26/09/2016
"Le français en cage" (Jacques Laurent) : critique II
Revenons à notre livre en cours « Le français en cage »…
Le chapitre II commence par une démonstration à propos de « se baser sur » et de « par contre ». Naturellement Jacques Laurent les défend et a beau jeu de relever les hésitations de l’Académie ou de Littré à leur sujet. Quand j’étais au lycée, notre professeur de français leur faisait la chasse et exigeait que l’on emploie « se fonder sur » et « au contraire » (ou « en revanche »). Il pourfendait de même « se rappeler de », « s’en rappeler » et « on vous cause ». Par anticonformisme, par souci de montrer sa liberté d’esprit (lui qui n’était Académicien que depuis deux ans) ou par provocation, Jacques Laurent consacre dix pages à essayer de démontrer que ces emplois sont licites et même indispensables.
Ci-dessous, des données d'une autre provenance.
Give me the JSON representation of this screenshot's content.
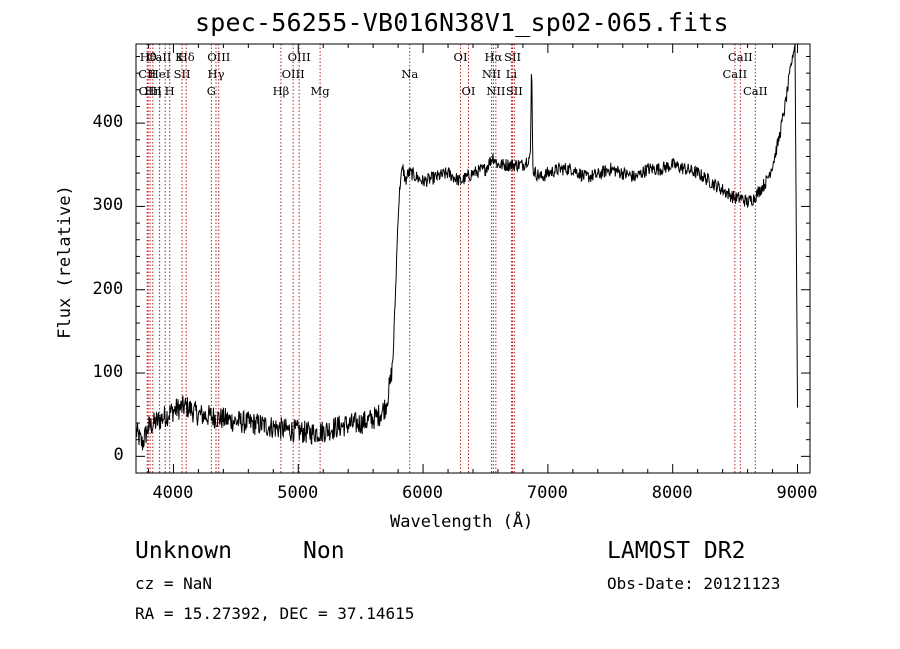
{
  "title": "spec-56255-VB016N38V1_sp02-065.fits",
  "info": {
    "class": "Unknown",
    "subclass": "Non",
    "survey": "LAMOST DR2",
    "cz": "cz = NaN",
    "obs_date": "Obs-Date: 20121123",
    "coords": "RA =  15.27392, DEC =  37.14615"
  },
  "chart_data": {
    "type": "line",
    "title": "spec-56255-VB016N38V1_sp02-065.fits",
    "xlabel": "Wavelength (Å)",
    "ylabel": "Flux (relative)",
    "xlim": [
      3700,
      9100
    ],
    "ylim": [
      -20,
      495
    ],
    "xticks": [
      4000,
      5000,
      6000,
      7000,
      8000,
      9000
    ],
    "yticks": [
      0,
      100,
      200,
      300,
      400
    ],
    "grid": false,
    "series": [
      {
        "x": [
          3700,
          3750,
          3800,
          3850,
          3900,
          3950,
          4000,
          4050,
          4100,
          4150,
          4200,
          4300,
          4400,
          4500,
          4600,
          4700,
          4800,
          4900,
          5000,
          5100,
          5200,
          5300,
          5400,
          5500,
          5600,
          5650,
          5700,
          5720,
          5740,
          5760,
          5780,
          5800,
          5820,
          5840,
          5860,
          5880,
          5900,
          5950,
          6000,
          6100,
          6200,
          6300,
          6400,
          6500,
          6560,
          6600,
          6700,
          6800,
          6860,
          6870,
          6880,
          6900,
          6950,
          7000,
          7100,
          7200,
          7300,
          7400,
          7500,
          7600,
          7700,
          7800,
          7900,
          8000,
          8100,
          8200,
          8300,
          8400,
          8500,
          8550,
          8600,
          8650,
          8700,
          8750,
          8800,
          8850,
          8900,
          8950,
          8980,
          9000
        ],
        "y": [
          30,
          15,
          35,
          40,
          45,
          50,
          55,
          58,
          60,
          55,
          50,
          48,
          45,
          42,
          40,
          38,
          35,
          32,
          30,
          28,
          30,
          35,
          38,
          40,
          45,
          50,
          60,
          75,
          90,
          120,
          200,
          290,
          335,
          345,
          330,
          340,
          340,
          335,
          330,
          335,
          340,
          330,
          340,
          345,
          360,
          350,
          350,
          350,
          360,
          480,
          345,
          340,
          335,
          340,
          345,
          345,
          335,
          338,
          345,
          340,
          335,
          345,
          345,
          350,
          345,
          340,
          330,
          320,
          310,
          310,
          305,
          310,
          320,
          330,
          350,
          380,
          420,
          470,
          495,
          60
        ]
      }
    ],
    "lines": [
      {
        "name": "Hθ",
        "x": 3798,
        "row": 0
      },
      {
        "name": "CaII K",
        "x": 3934,
        "row": 0
      },
      {
        "name": "Hδ",
        "x": 4102,
        "row": 0
      },
      {
        "name": "OIII",
        "x": 4363,
        "row": 0
      },
      {
        "name": "OIII",
        "x": 5007,
        "row": 0
      },
      {
        "name": "OI",
        "x": 6300,
        "row": 0
      },
      {
        "name": "Hα",
        "x": 6563,
        "row": 0
      },
      {
        "name": "SII",
        "x": 6717,
        "row": 0
      },
      {
        "name": "CaII",
        "x": 8542,
        "row": 0
      },
      {
        "name": "CII",
        "x": 3790,
        "row": 1
      },
      {
        "name": "HeI",
        "x": 3889,
        "row": 1
      },
      {
        "name": "SII",
        "x": 4069,
        "row": 1
      },
      {
        "name": "Hγ",
        "x": 4341,
        "row": 1
      },
      {
        "name": "OIII",
        "x": 4959,
        "row": 1
      },
      {
        "name": "Na",
        "x": 5893,
        "row": 1
      },
      {
        "name": "NII",
        "x": 6548,
        "row": 1
      },
      {
        "name": "Li",
        "x": 6708,
        "row": 1
      },
      {
        "name": "CaII",
        "x": 8498,
        "row": 1
      },
      {
        "name": "OIII",
        "x": 3813,
        "row": 2
      },
      {
        "name": "Hη",
        "x": 3835,
        "row": 2
      },
      {
        "name": "H",
        "x": 3970,
        "row": 2
      },
      {
        "name": "G",
        "x": 4304,
        "row": 2
      },
      {
        "name": "Hβ",
        "x": 4861,
        "row": 2
      },
      {
        "name": "Mg",
        "x": 5175,
        "row": 2
      },
      {
        "name": "OI",
        "x": 6364,
        "row": 2
      },
      {
        "name": "NII",
        "x": 6583,
        "row": 2
      },
      {
        "name": "SII",
        "x": 6731,
        "row": 2
      },
      {
        "name": "CaII",
        "x": 8662,
        "row": 2
      }
    ]
  }
}
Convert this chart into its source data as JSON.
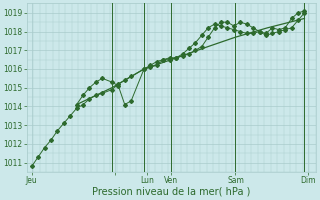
{
  "bg_color": "#cce8ea",
  "grid_color": "#aacccc",
  "line_color": "#2d6a2d",
  "xlabel": "Pression niveau de la mer( hPa )",
  "ylim": [
    1010.5,
    1019.5
  ],
  "yticks": [
    1011,
    1012,
    1013,
    1014,
    1015,
    1016,
    1017,
    1018,
    1019
  ],
  "xlim": [
    0,
    18
  ],
  "x_day_positions": [
    0.3,
    5.5,
    7.5,
    9.0,
    13.0,
    17.5
  ],
  "x_day_labels": [
    "Jeu",
    "",
    "Lun",
    "Ven",
    "Sam",
    "Dim"
  ],
  "vline_positions": [
    5.3,
    7.3,
    9.0,
    13.0,
    17.3
  ],
  "series1_x": [
    0.3,
    0.7,
    1.1,
    1.5,
    1.9,
    2.3,
    2.7,
    3.1,
    3.5,
    3.9,
    4.3,
    4.7,
    5.3,
    5.7,
    6.1,
    6.5,
    7.3,
    7.7,
    8.1,
    8.5,
    8.9,
    9.3,
    9.7,
    10.1,
    10.5,
    10.9,
    11.3,
    11.7,
    12.1,
    12.5,
    12.9,
    13.3,
    13.7,
    14.1,
    14.5,
    14.9,
    15.3,
    15.7,
    16.1,
    16.5,
    16.9,
    17.3
  ],
  "series1_y": [
    1010.8,
    1011.3,
    1011.8,
    1012.2,
    1012.7,
    1013.1,
    1013.5,
    1013.9,
    1014.1,
    1014.4,
    1014.6,
    1014.7,
    1014.9,
    1015.2,
    1015.4,
    1015.6,
    1016.0,
    1016.2,
    1016.4,
    1016.5,
    1016.5,
    1016.6,
    1016.8,
    1017.1,
    1017.4,
    1017.8,
    1018.2,
    1018.4,
    1018.3,
    1018.2,
    1018.1,
    1018.0,
    1017.9,
    1017.9,
    1018.0,
    1017.8,
    1017.9,
    1018.0,
    1018.1,
    1018.2,
    1018.6,
    1019.0
  ],
  "series2_x": [
    3.1,
    3.5,
    3.9,
    4.3,
    4.7,
    5.3,
    5.7,
    6.1,
    6.5,
    7.3,
    7.7,
    8.1,
    8.5,
    8.9,
    9.3,
    9.7,
    10.1,
    10.5,
    10.9,
    11.3,
    11.7,
    12.1,
    12.5,
    12.9,
    13.3,
    13.7,
    14.1,
    14.5,
    14.9,
    15.3,
    15.7,
    16.1,
    16.5,
    16.9,
    17.3
  ],
  "series2_y": [
    1014.1,
    1014.6,
    1015.0,
    1015.3,
    1015.5,
    1015.3,
    1015.1,
    1014.1,
    1014.3,
    1016.0,
    1016.1,
    1016.2,
    1016.5,
    1016.6,
    1016.6,
    1016.7,
    1016.8,
    1017.0,
    1017.2,
    1017.7,
    1018.2,
    1018.5,
    1018.5,
    1018.3,
    1018.5,
    1018.4,
    1018.2,
    1018.0,
    1017.9,
    1018.2,
    1018.1,
    1018.2,
    1018.7,
    1019.0,
    1019.1
  ],
  "series3_x": [
    3.1,
    5.3,
    7.3,
    9.0,
    11.3,
    13.0,
    15.0,
    17.3
  ],
  "series3_y": [
    1014.1,
    1015.0,
    1016.0,
    1016.5,
    1017.2,
    1017.7,
    1018.2,
    1018.7
  ]
}
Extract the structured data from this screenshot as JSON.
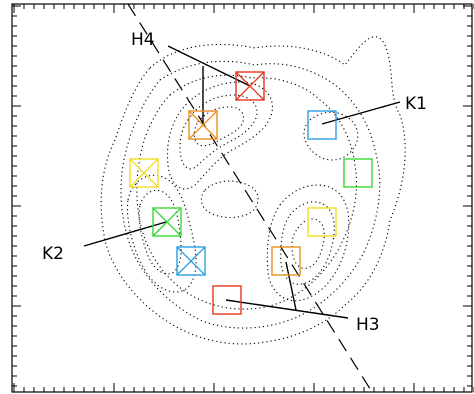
{
  "labels": {
    "h4": "H4",
    "k1": "K1",
    "k2": "K2",
    "h3": "H3"
  },
  "colors": {
    "red": "#e8321e",
    "orange": "#e8901e",
    "blue": "#2a9fe0",
    "green": "#38d838",
    "yellow": "#f2de24",
    "axis": "#000000",
    "contour": "#000000"
  },
  "markers": [
    {
      "id": "h4-red",
      "color": "red",
      "crossed": true
    },
    {
      "id": "h4-orange",
      "color": "orange",
      "crossed": true
    },
    {
      "id": "k1-blue",
      "color": "blue",
      "crossed": false
    },
    {
      "id": "k1-green",
      "color": "green",
      "crossed": false
    },
    {
      "id": "k1-yellow",
      "color": "yellow",
      "crossed": false
    },
    {
      "id": "k2-yellow",
      "color": "yellow",
      "crossed": true
    },
    {
      "id": "k2-green",
      "color": "green",
      "crossed": true
    },
    {
      "id": "k2-blue",
      "color": "blue",
      "crossed": true
    },
    {
      "id": "h3-orange",
      "color": "orange",
      "crossed": false
    },
    {
      "id": "h3-red",
      "color": "red",
      "crossed": false
    }
  ]
}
Plus loin, sous prétexte que des agrégés ou des avocats emploient parfois des tournures incorrectes (« ce que j’ai peur », « ce que j’ai envie », « un espèce d’analphabète », au lieu de, respectivement, « ce dont j’ai peur », « ce dont j’ai envie », « une espèce d’analphabète »), il renvoie tout le monde dos à dos, accuse certains censeurs de fétichisme et réclame plus ou moins sa liberté de causer comme il l’entend, remarquant en passant que « faire naufrage » et « perdre courage » ne respectent pas la syntaxe du français (mais « celle d’une langue médiévale encore marquée par le latin ») et que « le sens des mots se dissout dans des locutions figées » (exemple : coq-à-l’âne, qui ne fait référence ni à un coq ni à un âne)... On a envie de dire : et alors ? C’est l’automne à Pékin…
Le rouleau compresseur continue sur le même chemin au chapitre 3 : « Une vingtaine de mots qui constituent des anomalies, sont respectés apparemment pour leur ancienneté mais surtout parce qu’ils donnent aux entêtés qui ont perdu leur temps à en surveiller le maniement, l’illusion de maîtriser la langue française ». La charge est sévère !
Mais, d’un autre côté, on croit voir poindre ici les prémisses d’une réforme de l’orthographe, deux ans avant que Michel Rocard n’en confie la tâche à un Comité indépendant de l’Académie et que celle-ci approuvera in fine du bout des lèvres (voir mes billets de 2014 sur ce sujet), puisque Jacques Laurent fait remarquer que « chariot » s’écrit avec une seule « r », alors que tous les autres dérivés de « char » sont munis de deux « r » ; ou encore quand il note, dans la fameuse dictée de Mérimée, les deux orthographes voisines « cuissot » et « cuisseau », qui pourraient être confondues, nommant des choses qui sont très proches.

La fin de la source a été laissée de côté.